Suppressing spurious oscillations and particle noise in particle-in-cell simulations

TL;DR

This paper introduces numerical techniques within a semi-implicit PIC framework to suppress unphysical oscillations and reduce particle noise, improving the accuracy of plasma simulations involving shocks and magnetic reconnection.

Contribution

The work presents a Lax-Friedrichs-type diffusion with flux limiter and a new current calculation method, enhancing PIC simulation stability and noise reduction.

Findings

Effective suppression of oscillations near discontinuities.

Significant noise reduction in fast plasma flow simulations.

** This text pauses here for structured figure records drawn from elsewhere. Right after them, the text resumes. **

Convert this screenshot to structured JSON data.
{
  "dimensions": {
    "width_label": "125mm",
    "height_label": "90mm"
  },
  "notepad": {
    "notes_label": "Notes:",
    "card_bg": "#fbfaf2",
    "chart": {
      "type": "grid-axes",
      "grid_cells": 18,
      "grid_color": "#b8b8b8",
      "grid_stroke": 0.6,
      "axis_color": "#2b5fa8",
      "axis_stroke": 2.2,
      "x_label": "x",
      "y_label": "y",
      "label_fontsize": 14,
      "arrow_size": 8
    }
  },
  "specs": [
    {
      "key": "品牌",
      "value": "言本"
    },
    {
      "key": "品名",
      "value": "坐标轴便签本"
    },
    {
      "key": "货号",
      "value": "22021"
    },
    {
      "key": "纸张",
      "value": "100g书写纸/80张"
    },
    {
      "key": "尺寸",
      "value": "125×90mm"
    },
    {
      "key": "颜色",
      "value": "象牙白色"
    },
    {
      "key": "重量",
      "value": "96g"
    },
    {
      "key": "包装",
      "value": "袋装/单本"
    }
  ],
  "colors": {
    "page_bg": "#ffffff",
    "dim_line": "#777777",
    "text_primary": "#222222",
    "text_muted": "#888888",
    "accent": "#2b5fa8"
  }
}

Improved accuracy in shock and magnetic reconnection modeling.

Abstract

Particle-in-cell (PIC) simulations are essential for studying kinetic plasma processes, but they often suffer from statistical noise, especially in plasmas with fast flows. We have also found that the typical central difference scheme used in PIC codes to solve Maxwell's equations produces spurious oscillations near discontinuities, which can lead to unphysical solutions. In this work, we present numerical techniques to address these challenges within the semi-implicit PIC code FLEKS, which is based on the Gauss's Law-satisfying Energy-Conserving Semi-Implicit Particle-in-Cell method (GL-ECSIM). First, we introduce a Lax-Friedrichs-type diffusion term with a flux limiter into the Maxwell solver to suppress unphysical oscillations near discontinuities. Second, we propose a novel approach for calculating the current density in the comoving frame, which significantly reduces particle noise in simulations with fast plasma flows. Numerical tests are presented to demonstrate the effectiveness of these methods in mitigating spurious oscillations and noise in shock and magnetic reconnection simulations.